This strange novel opens
at a country estate sale, where after a round of intense bidding, Mr
Crawshay-Martin wins the auction for a 16th-century manuscript
containing the occult secrets of the order of the Rosicrucians. But he
does not get to enjoy his purchase long: the following morning, he is
found dead inside his locked room, his throat slashed and the book
missing. The police write the case off as a suicide, but
Crawshay-Martin's friend Dr Hawke isn't so sure. He suspects the
mysterious Gollancz, whose face, partly concealed beneath a black
sombrero hat, does not seem to have aged a day in thirty years. Who is
Gollancz, and what terrible powers of life and death does he possess?
Temple Thurston's weird story will keep readers guessing until the final
confrontation between the doctor and the Man in a Black Hat.
Originally published is 1930 this is part of a reissue project undertaken by Valancourt of forgotten and neglected gems of weird crime and thriller fiction.
E. Temple Thurston was an author, journalist, playwright and travel writer most well known at the time for his travel book about English canals, 'The Flower of Gloster' - and his play, 'The Wandering Jew' whilst this novel slipped into - undeserved - obscurity much like the author himself.

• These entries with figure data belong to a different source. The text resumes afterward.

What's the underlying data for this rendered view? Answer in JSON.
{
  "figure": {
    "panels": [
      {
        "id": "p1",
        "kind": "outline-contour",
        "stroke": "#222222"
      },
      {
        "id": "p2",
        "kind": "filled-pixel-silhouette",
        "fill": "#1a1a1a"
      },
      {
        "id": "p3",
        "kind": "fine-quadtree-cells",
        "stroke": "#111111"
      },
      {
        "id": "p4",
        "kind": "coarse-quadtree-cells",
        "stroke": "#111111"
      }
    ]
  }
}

Falling under the umbrella term of 'metaphysical fiction' (recently explored in a pair of blog posts by Mark Valentine on his Wormwoodiana blog - part 1 & part 2) Thurston's tale of a Rosicrucian mystic and a locked room murder made for a fascinating read. Sharing kinship with the likes of Charles Williams and David Lindsay it's a rumination on magic and the nature of reality if in fact the mystic in question, Gollancz, did indeed commit the murder whilst also somehow being many miles away.
The confusion and frustration our protagonist, Dr. Hawke, feels whilst trying to puzzle out the improbable how of things is contrasted by the cool certainty of his counterpart. Perhaps unusually for a locked room mystery we are always in concert with the good Doctor that Gollancz is indeed guilty and we are swept along in the wake of Hawke's erratic ruminations and investigations.

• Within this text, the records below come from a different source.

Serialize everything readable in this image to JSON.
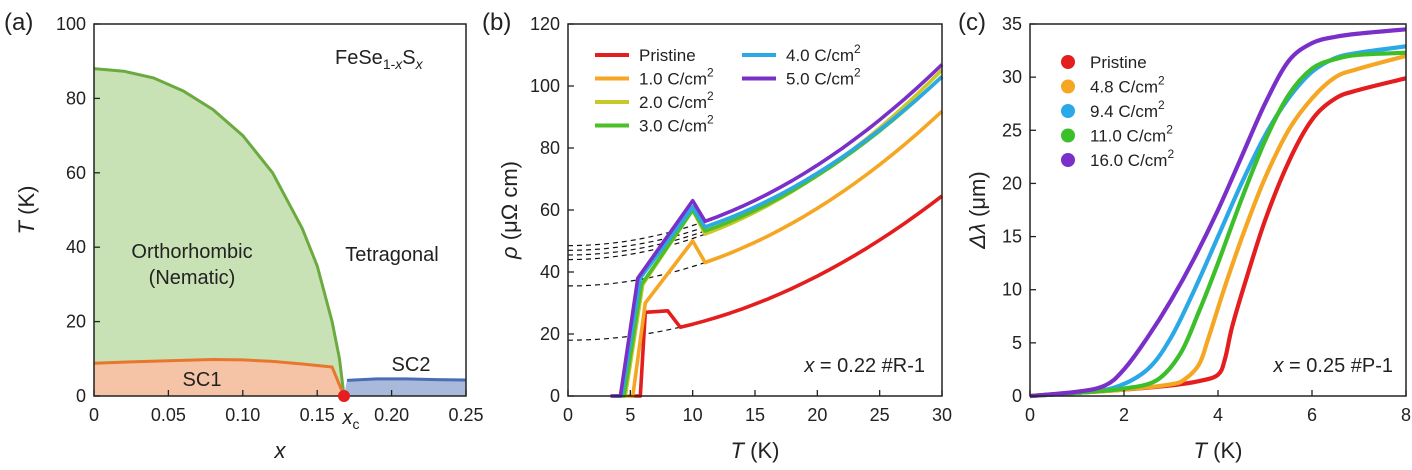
{
  "chart_data": [
    {
      "type": "area",
      "panel_label": "(a)",
      "title": "FeSe1-xSx",
      "title_main": "FeSe",
      "title_sub1": "1-",
      "title_sub2": "x",
      "title_s": "S",
      "title_sub3": "x",
      "xlabel": "x",
      "ylabel_italic": "T",
      "ylabel_unit": " (K)",
      "xlim": [
        0,
        0.25
      ],
      "ylim": [
        0,
        100
      ],
      "xticks": [
        0,
        0.05,
        0.1,
        0.15,
        0.2,
        0.25
      ],
      "xtick_labels": [
        "0",
        "0.05",
        "0.10",
        "0.15",
        "0.20",
        "0.25"
      ],
      "yticks": [
        0,
        20,
        40,
        60,
        80,
        100
      ],
      "ytick_labels": [
        "0",
        "20",
        "40",
        "60",
        "80",
        "100"
      ],
      "regions": {
        "nematic": {
          "name": "Orthorhombic (Nematic)",
          "line1": "Orthorhombic",
          "line2": "(Nematic)",
          "color": "#6aaa3f",
          "fill": "#c9e2b5",
          "x": [
            0,
            0.02,
            0.04,
            0.06,
            0.08,
            0.1,
            0.12,
            0.14,
            0.15,
            0.16,
            0.165,
            0.168
          ],
          "y": [
            88,
            87.3,
            85.5,
            82,
            77,
            70,
            60,
            45,
            35,
            20,
            10,
            0
          ]
        },
        "sc1": {
          "name": "SC1",
          "color": "#e8762d",
          "fill": "#f5c4a6",
          "x": [
            0,
            0.02,
            0.05,
            0.08,
            0.1,
            0.12,
            0.14,
            0.16,
            0.168
          ],
          "y": [
            8.8,
            9.1,
            9.5,
            9.8,
            9.7,
            9.3,
            8.6,
            7.8,
            0
          ]
        },
        "sc2": {
          "name": "SC2",
          "color": "#4a6db3",
          "fill": "#a9b9dc",
          "x": [
            0.168,
            0.17,
            0.19,
            0.21,
            0.23,
            0.25
          ],
          "y": [
            0,
            4.2,
            4.6,
            4.6,
            4.4,
            4.3
          ]
        }
      },
      "tetragonal_label": "Tetragonal",
      "critical_point": {
        "x": 0.168,
        "y": 0,
        "label_main": "x",
        "label_sub": "c",
        "color": "#e41e1e"
      }
    },
    {
      "type": "line",
      "panel_label": "(b)",
      "xlabel_italic": "T",
      "xlabel_unit": " (K)",
      "ylabel_italic": "ρ",
      "ylabel_unit": " (μΩ cm)",
      "xlim": [
        0,
        30
      ],
      "ylim": [
        0,
        120
      ],
      "xticks": [
        0,
        5,
        10,
        15,
        20,
        25,
        30
      ],
      "xtick_labels": [
        "0",
        "5",
        "10",
        "15",
        "20",
        "25",
        "30"
      ],
      "yticks": [
        0,
        20,
        40,
        60,
        80,
        100,
        120
      ],
      "ytick_labels": [
        "0",
        "20",
        "40",
        "60",
        "80",
        "100",
        "120"
      ],
      "annotation_italic": "x",
      "annotation_rest": " = 0.22 #R-1",
      "series": [
        {
          "name": "Pristine",
          "legend_main": "Pristine",
          "legend_sup": "",
          "color": "#e41e1e",
          "onset": 5.8,
          "t_end": 6.2,
          "r_end": 27,
          "t_knee": 8,
          "r_knee": 27.5,
          "fit": [
            18,
            0.0517
          ]
        },
        {
          "name": "1.0 C/cm2",
          "legend_main": "1.0 C/cm",
          "legend_sup": "2",
          "color": "#f5a623",
          "onset": 5.2,
          "t_end": 6.2,
          "r_end": 30,
          "t_knee": 10,
          "r_knee": 50,
          "fit": [
            35.5,
            0.0626
          ]
        },
        {
          "name": "2.0 C/cm2",
          "legend_main": "2.0 C/cm",
          "legend_sup": "2",
          "color": "#c8c82a",
          "onset": 4.6,
          "t_end": 6,
          "r_end": 36,
          "t_knee": 10,
          "r_knee": 60,
          "fit": [
            44,
            0.068
          ]
        },
        {
          "name": "3.0 C/cm2",
          "legend_main": "3.0 C/cm",
          "legend_sup": "2",
          "color": "#4cbf2a",
          "onset": 4.5,
          "t_end": 5.9,
          "r_end": 36,
          "t_knee": 10,
          "r_knee": 60,
          "fit": [
            45.5,
            0.064
          ]
        },
        {
          "name": "4.0 C/cm2",
          "legend_main": "4.0 C/cm",
          "legend_sup": "2",
          "color": "#2ba8e6",
          "onset": 4.3,
          "t_end": 5.8,
          "r_end": 38,
          "t_knee": 10,
          "r_knee": 61,
          "fit": [
            47,
            0.0622
          ]
        },
        {
          "name": "5.0 C/cm2",
          "legend_main": "5.0 C/cm",
          "legend_sup": "2",
          "color": "#7a2fc9",
          "onset": 4.2,
          "t_end": 5.6,
          "r_end": 38,
          "t_knee": 10,
          "r_knee": 63,
          "fit": [
            48.5,
            0.0649
          ]
        }
      ]
    },
    {
      "type": "line",
      "panel_label": "(c)",
      "xlabel_italic": "T",
      "xlabel_unit": " (K)",
      "ylabel_italic": "Δλ",
      "ylabel_unit": " (μm)",
      "xlim": [
        0,
        8
      ],
      "ylim": [
        0,
        35
      ],
      "xticks": [
        0,
        2,
        4,
        6,
        8
      ],
      "xtick_labels": [
        "0",
        "2",
        "4",
        "6",
        "8"
      ],
      "yticks": [
        0,
        5,
        10,
        15,
        20,
        25,
        30,
        35
      ],
      "ytick_labels": [
        "0",
        "5",
        "10",
        "15",
        "20",
        "25",
        "30",
        "35"
      ],
      "annotation_italic": "x",
      "annotation_rest": " = 0.25 #P-1",
      "series": [
        {
          "name": "Pristine",
          "legend_main": "Pristine",
          "legend_sup": "",
          "color": "#e41e1e",
          "x": [
            0,
            1,
            2,
            3,
            3.6,
            4.0,
            4.15,
            4.3,
            4.6,
            5.0,
            5.5,
            6.0,
            6.5,
            7.0,
            8.0
          ],
          "y": [
            0,
            0.3,
            0.6,
            1.0,
            1.4,
            2.0,
            3.5,
            6.5,
            11,
            16.5,
            22,
            26,
            28,
            28.8,
            29.9
          ]
        },
        {
          "name": "4.8 C/cm2",
          "legend_main": "4.8 C/cm",
          "legend_sup": "2",
          "color": "#f5a623",
          "x": [
            0,
            1,
            2,
            3,
            3.3,
            3.6,
            3.8,
            4.2,
            4.6,
            5.0,
            5.5,
            6.0,
            6.5,
            7.0,
            8.0
          ],
          "y": [
            0,
            0.3,
            0.6,
            1.1,
            1.6,
            3.0,
            5.5,
            11,
            16,
            20.5,
            25,
            28,
            30,
            30.8,
            32
          ]
        },
        {
          "name": "9.4 C/cm2",
          "legend_main": "9.4 C/cm",
          "legend_sup": "2",
          "color": "#2ba8e6",
          "x": [
            0,
            1,
            1.8,
            2.5,
            3.0,
            3.5,
            4.0,
            4.5,
            5.0,
            5.5,
            6.0,
            6.5,
            7.0,
            8.0
          ],
          "y": [
            0,
            0.3,
            0.8,
            2.5,
            5.5,
            10,
            15,
            20,
            24.5,
            28,
            30.5,
            31.8,
            32.3,
            32.9
          ]
        },
        {
          "name": "11.0 C/cm2",
          "legend_main": "11.0 C/cm",
          "legend_sup": "2",
          "color": "#3cbf2a",
          "x": [
            0,
            1,
            2,
            2.7,
            3.2,
            3.6,
            4.0,
            4.5,
            5.0,
            5.5,
            6.0,
            6.5,
            7.0,
            8.0
          ],
          "y": [
            0,
            0.3,
            0.7,
            1.5,
            4,
            8,
            12.5,
            18.5,
            24,
            28.3,
            30.8,
            31.7,
            32.1,
            32.3
          ]
        },
        {
          "name": "16.0 C/cm2",
          "legend_main": "16.0 C/cm",
          "legend_sup": "2",
          "color": "#7a2fc9",
          "x": [
            0,
            1,
            1.6,
            2.0,
            2.5,
            3.0,
            3.5,
            4.0,
            4.5,
            5.0,
            5.5,
            6.0,
            6.5,
            7.0,
            8.0
          ],
          "y": [
            0,
            0.4,
            1.0,
            2.5,
            5.5,
            9,
            13,
            17.5,
            22.5,
            27.5,
            31.5,
            33.2,
            33.8,
            34.1,
            34.5
          ]
        }
      ]
    }
  ]
}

The book - as is the case with a number of these reissues - contains an introduction by the aforementioned Mark Valentine (where I cribbed the background info from) who provides one of his characteristically informative author overviews as well as thoughts on the template for our villanous mystic.
A truly captivating, thoroughly enjoyable read that hopefully with this reissue will now be enjoyed by the wider audience it deserves.